SPP’s resource adequacy stakeholder group has moved several policies that indicate the team’s work is “coming home” after months of presentations and discussions.
“I know we’ve spent at least six, seven months on this now, so this is coming to a head and very important for the region,” Casey Cathey, SPP’s newly minted engineering vice president, said during a conference call with members of the Resource and Energy Adequacy Leadership (REAL) Team on May 24.
The team plans to bring several policy issues and tariff changes to the July and August governance meetings, where SPP’s Board of Directors and its Regional State Committee hold the key votes.
The REAL Team endorsed policies that set the base planning reserve margins (PRMs) at 36% and 16% for the winter and summer seasons, respectively, effective with summer 2026 and winter 2026/27; and extend the sufficiency valuation curve’s applicability so it applies to the three planning seasons beginning in 2026.
Cathey said staff will circle back to the June REAL meeting with proposed tariff revisions that codify the policies.
The team also approved a fuel assurance revision request (RR621) and agreed to evaluate and update the tariff’s cost of new entry, effective summer 2028. RR621 would add an “after-the-fact” application of fuel assurance based on historical performance, rather than imposing prescriptive requirements; it would be additive to the approved performance-based accreditation (PBA) methodology and meet the RSC’s directive to develop a policy incorporating PBA weighting based on critical system periods.
In a separate motion, REAL directed the Supply Adequacy Working Group (SAWG) to evaluate and recommend summer 2029 and winter 2029/30 PRMs for the September REAL meeting.
The team also agreed to staff’s request for support in developing potential use cases for the value of lost load in resource adequacy and transmission planning studies using a “willingness-to-pay” calculation. As the use cases are developed, the calculation will be evaluated and updated as appropriate.
SPP is using willingness to pay for 30-minute, one-hour, two-hour and eight-hour outages, based on a recent study conducted by The Brattle Group for ERCOT. Its initial work has shown the weighted average of various commercial-and-industrial and residential sectors ranging from $35,863 for a half-hour outage to $220,592 for an eight-hour outage.
ERCOT is using an interim VOLL of $25,000, and MISO is using $35,000 to create its operating reserve demand curve and a market VOLL (price cap and administrative price during load shed) of $10,000 to reflect a price that aligns with load that should be incented to shed.
“The work done here kind of lays the framework for us to move forward,” Cathey said.
REAL rejected an alternative reserve-retention proposal, submitted by American Electric Power, for cases in which load-responsible entities are not able to secure excess reserves. The proposal would have set accredited capacity (ACAP) requirements for 2026 using a 36% base PRM; LREs that voluntarily agreed to retain or sell excess reserves within the region would have their ACAP reduced to effectively meet a 33% base PRM.

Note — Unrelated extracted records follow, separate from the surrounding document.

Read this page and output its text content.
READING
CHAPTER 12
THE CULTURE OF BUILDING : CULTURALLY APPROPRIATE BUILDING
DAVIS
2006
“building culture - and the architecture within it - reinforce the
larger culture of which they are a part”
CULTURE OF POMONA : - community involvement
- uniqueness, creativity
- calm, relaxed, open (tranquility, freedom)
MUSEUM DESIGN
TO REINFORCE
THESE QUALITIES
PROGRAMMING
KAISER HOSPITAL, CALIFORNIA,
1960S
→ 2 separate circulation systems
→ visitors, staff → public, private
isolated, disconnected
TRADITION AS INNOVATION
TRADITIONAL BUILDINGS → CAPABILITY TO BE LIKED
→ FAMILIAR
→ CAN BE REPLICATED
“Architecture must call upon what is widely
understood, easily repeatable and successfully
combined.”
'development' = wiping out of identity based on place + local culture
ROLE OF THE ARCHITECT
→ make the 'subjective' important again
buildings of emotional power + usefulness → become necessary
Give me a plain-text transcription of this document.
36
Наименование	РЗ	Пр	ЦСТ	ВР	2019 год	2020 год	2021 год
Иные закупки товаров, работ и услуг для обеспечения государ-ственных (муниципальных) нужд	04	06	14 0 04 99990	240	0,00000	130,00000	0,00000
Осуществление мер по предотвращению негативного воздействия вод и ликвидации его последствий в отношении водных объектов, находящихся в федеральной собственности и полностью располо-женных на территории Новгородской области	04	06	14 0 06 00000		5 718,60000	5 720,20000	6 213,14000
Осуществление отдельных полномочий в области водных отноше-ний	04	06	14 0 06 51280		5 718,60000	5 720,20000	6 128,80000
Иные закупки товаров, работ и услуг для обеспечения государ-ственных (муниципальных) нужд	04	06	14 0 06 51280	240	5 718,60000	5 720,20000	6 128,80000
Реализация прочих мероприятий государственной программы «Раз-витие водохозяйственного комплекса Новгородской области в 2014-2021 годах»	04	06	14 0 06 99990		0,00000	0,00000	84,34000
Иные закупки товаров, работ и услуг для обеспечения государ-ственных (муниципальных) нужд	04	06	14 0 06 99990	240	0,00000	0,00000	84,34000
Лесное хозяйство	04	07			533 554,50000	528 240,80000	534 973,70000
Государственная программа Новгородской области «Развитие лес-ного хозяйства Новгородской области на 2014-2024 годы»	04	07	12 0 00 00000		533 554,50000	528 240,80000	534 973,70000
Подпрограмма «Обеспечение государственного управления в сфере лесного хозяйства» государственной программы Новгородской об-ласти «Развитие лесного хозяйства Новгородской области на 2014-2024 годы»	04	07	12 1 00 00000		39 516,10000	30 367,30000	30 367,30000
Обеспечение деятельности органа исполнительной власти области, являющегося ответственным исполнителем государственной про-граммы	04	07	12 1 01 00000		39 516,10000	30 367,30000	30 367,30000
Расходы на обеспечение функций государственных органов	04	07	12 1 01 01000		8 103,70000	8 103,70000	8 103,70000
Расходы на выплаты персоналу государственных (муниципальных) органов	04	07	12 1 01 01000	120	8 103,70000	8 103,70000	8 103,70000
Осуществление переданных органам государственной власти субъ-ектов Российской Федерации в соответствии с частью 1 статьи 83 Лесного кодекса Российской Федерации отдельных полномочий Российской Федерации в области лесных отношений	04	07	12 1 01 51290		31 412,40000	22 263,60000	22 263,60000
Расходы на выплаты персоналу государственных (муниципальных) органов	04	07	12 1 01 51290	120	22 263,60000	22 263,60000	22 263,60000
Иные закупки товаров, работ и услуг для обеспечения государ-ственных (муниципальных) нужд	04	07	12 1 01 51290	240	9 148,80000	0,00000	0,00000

“This AEP proposal does step forward into the future, not just perpetuate this piecemeal reserve margin-setting process that we have before us,” AEP’s Richard Ross said.
Golden Spread Electric Cooperative’s Mike Wise, supporting SPP’s proposed PRM changes, pointed out AEP’s suggestion had not been vetted through the LREs.
“I do like [AEP’s] glide slope concept that he’s got,” Wise said. “The concern I have over Richard’s proposal is that it needs further work.” There would be “consequences intended and unintended that need to be really vetted and thought about.”
Staff withdrew from REAL’s consideration an initial proposal for optional voluntary load-mitigation agreements between the RTO and LREs. An agreement would satisfy LREs’ deficiency for a transitional period during the summer and winter seasons. During a Level 3 energy emergency alert, the SPP would instruct voluntary load reductions pro rata among LREs with the agreements; additional load mitigation would be pro rata across LREs.
“I hate this,” Ross said. “What about NERC penalties? I feel like this puts us in a situation where we are planning the system to not have adequate reserves. I fear that puts SPP in the position where they don’t have a good answer, and I don’t like NERC penalties.”
“This is counter to what we’re trying to accomplish, right? Having resources out there that we can count on when we need them instead of not having a resource and somebody banking on shedding load,” Oklahoma Municipal Power Authority’s David Osburn said. “We could in essence be creating almost like a free rider that the rest of us are spending a lot of money getting resources available when we need them.”
“The bottom line is if this idea is not well formed, if it’s not fully baked, maybe now’s not the time to act on it,” Cathey said.
Looking ahead, Cathey promised more discussion on PRM stabilization policies at the next REAL meeting June 13 in Little Rock, Ark. He said the focus will be on accurate forecasting and stronger assumptions, with more frequent studies ensuring SPP is sending moderate signal changes and smoothing out capacity requirements over time.
Staff will work with the SAWG to develop a plan for a plan, he said.
“We haven’t spent a lot of time at the REAL on this,” Cathey said. “This is sort of a strategic and recommended approach for the REAL to work with the SAWG and really have the SAWG come up with some longer-term solution.”